La forma dei giganti gassosi alla nascita non è sferica come si potrebbe immaginare, bensì appiatta. È quanto emerge da una nuova ricerca condotta da due scienziati della University of Central Lancashire (Uclan), nel Regno Unito. Secondo quanto riportato nello studio, pubblicato questa settimana su Astronomy & Astrophysics Letters, l’espetto di questi mondi allo stadio di protopianeti sarebbe quello di uno sferoide oblato, cioè una sfera schiacciata ai poli.
Per giungere a questa conclusione i ricercatori hanno condotto sofisticate simulazioni sfruttando la potenza di calcolo dei computer della Dirac High Performance Computing Facility. Facendo girare sulle macchine di questa struttura di ricerca il codice Sph Phantom, hanno poi seguito l’evoluzione dei protopianeti da cui i giganti gassosi si formano.
L’obiettivo dei ricercatori era quello di determinare la struttura tridimensionale degli embrioni planetari. Non di qualsiasi embrione planetario, però: solo di quegli embrioni il cui processo di formazione avviene attraverso la cosiddetta instabilità del disco – il modello utilizzato per spiegare la formazione dei pianeti che hanno orbite ampie, cioè pianeti che si trovano molto distanti dalla loro stella madre, tipicamente giganti gassosi.
«Si ritiene che i pianeti si formino o per accrescimento del nucleo, cioè a partire da particelle di polvere che si uniscono per formare corpi via via più grandi, su tempi scala lunghi, o per instabilità del disco, cioè per rottura dei grandi dischi protostellari attorno alle giovani stelle, su tempi scala brevi», spiega Adam Fenton, ricercatore al Jeremiah Horrocks Institute for Mathematics, Physics and Astronomy di Uclan e coautore della pubblicazione.
«Quest’ultima teoria», aggiunge Fenton, «è interessante perché i pianeti di grandi dimensioni possono formarsi molto rapidamente e a grandi distanze dalla loro stella ospite, il che spiega alcune osservazioni».
Secondo il modello della instabilità del disco, i giganti gassosi si formano dunque per frammentazione del disco protoplanetario della stella, frammentazione dovuta a instabilità gravitazionali. Gli aggregati di gas e polvere risultanti dal processo evolvono poi in pianeti per condensazione del gas.
Per modellare l’evoluzione dei protopianeti che si formano attraverso questo meccanismo, i ricercatori hanno imposto al codice di simulazione specifiche condizioni iniziali. Una di queste ha riguardato la massa del disco della stella, regolata al valore di 0.6 masse terrestri, in modo che l’instabilità della struttura producesse molti frammenti. Il team ha quindi avviato le simulazioni e seguito l’evoluzione di ogni singolo frammento, esaminando poi le proprietà degli embrioni planetari prodotti in varie condizioni di temperatura e densità.
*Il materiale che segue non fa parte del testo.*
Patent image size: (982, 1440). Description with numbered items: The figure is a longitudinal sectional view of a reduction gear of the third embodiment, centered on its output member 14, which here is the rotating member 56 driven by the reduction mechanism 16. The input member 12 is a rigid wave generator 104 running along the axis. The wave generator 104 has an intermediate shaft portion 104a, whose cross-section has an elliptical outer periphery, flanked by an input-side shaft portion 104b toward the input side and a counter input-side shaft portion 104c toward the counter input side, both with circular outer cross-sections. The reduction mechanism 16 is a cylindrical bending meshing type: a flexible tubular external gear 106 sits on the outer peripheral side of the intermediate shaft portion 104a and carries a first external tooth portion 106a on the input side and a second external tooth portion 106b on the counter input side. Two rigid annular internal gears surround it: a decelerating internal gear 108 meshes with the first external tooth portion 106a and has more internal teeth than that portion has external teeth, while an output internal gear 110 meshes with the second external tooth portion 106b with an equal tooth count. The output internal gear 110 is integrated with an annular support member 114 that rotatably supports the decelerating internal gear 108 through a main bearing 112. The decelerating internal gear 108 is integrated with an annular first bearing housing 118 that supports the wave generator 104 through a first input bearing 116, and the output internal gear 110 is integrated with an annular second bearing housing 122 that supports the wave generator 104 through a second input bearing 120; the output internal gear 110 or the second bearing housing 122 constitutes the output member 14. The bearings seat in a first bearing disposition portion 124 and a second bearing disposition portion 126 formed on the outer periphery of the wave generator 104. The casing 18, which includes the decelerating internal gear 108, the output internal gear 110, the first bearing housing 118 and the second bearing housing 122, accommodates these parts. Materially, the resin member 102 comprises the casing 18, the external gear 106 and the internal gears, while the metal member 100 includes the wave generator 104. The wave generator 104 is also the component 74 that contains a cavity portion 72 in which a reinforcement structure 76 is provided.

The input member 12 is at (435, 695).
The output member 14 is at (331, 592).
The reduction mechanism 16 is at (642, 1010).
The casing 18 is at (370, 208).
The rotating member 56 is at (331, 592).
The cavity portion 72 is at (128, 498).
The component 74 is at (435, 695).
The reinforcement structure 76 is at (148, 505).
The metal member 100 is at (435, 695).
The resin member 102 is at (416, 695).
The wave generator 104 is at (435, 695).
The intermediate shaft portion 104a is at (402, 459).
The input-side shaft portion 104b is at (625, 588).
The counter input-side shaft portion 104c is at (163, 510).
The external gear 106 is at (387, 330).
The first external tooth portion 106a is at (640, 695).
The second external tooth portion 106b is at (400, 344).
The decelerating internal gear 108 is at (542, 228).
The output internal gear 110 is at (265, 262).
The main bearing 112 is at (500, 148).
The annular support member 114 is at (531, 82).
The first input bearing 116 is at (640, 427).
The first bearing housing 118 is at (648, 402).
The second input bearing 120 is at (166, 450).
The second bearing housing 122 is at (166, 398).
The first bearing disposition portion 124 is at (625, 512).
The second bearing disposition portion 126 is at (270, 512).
Al termine delle simulazioni, i risultati hanno dipinto tutti lo stesso quadro, sottolineano i ricercatori. Un quadro in cui la forma degli embrioni planetari non è quella di una sfera perfetta, come precedentemente ipotizzato, bensì quella di uno sferoide appiattito, cioè un’ellisse schiacciata ai poli. I ricercatori, inoltre, hanno scoperto che i giovani pianeti in formazione accrescono materia prevalentemente dai poli piuttosto che dall’equatore. Si tratta di risultati con importanti implicazioni per le osservazioni dirette di questi “semi” planetari, poiché suggeriscono che il modo in cui essi appaiono al telescopio dipende dall’angolo di visione.
«Studiamo la formazione dei pianeti da molto tempo, ma mai prima d’ora avevamo pensato di determinare la forma dei protopianeti attraverso le simulazioni», dice a questo proposito l’altro autore della pubblicazione, il ricercatore, anche lui dell’Uclan, Dimitris Stamatellos. «Abbiamo sempre pensato che fossero sferici. Rilevare che sono degli sferoidi oblati simili agli smarties, ci ha lasciati molto sorpresi».
I ricercatori stanno ora dando seguito alla ricerca utilizzando modelli computazionali migliorati, per esaminare come la forma di questi pianeti è influenzata dall’ambiente in cui si formano e per determinarne la composizione chimica, che sarà poi confrontata con le future osservazioni del James Webb Space Telescope.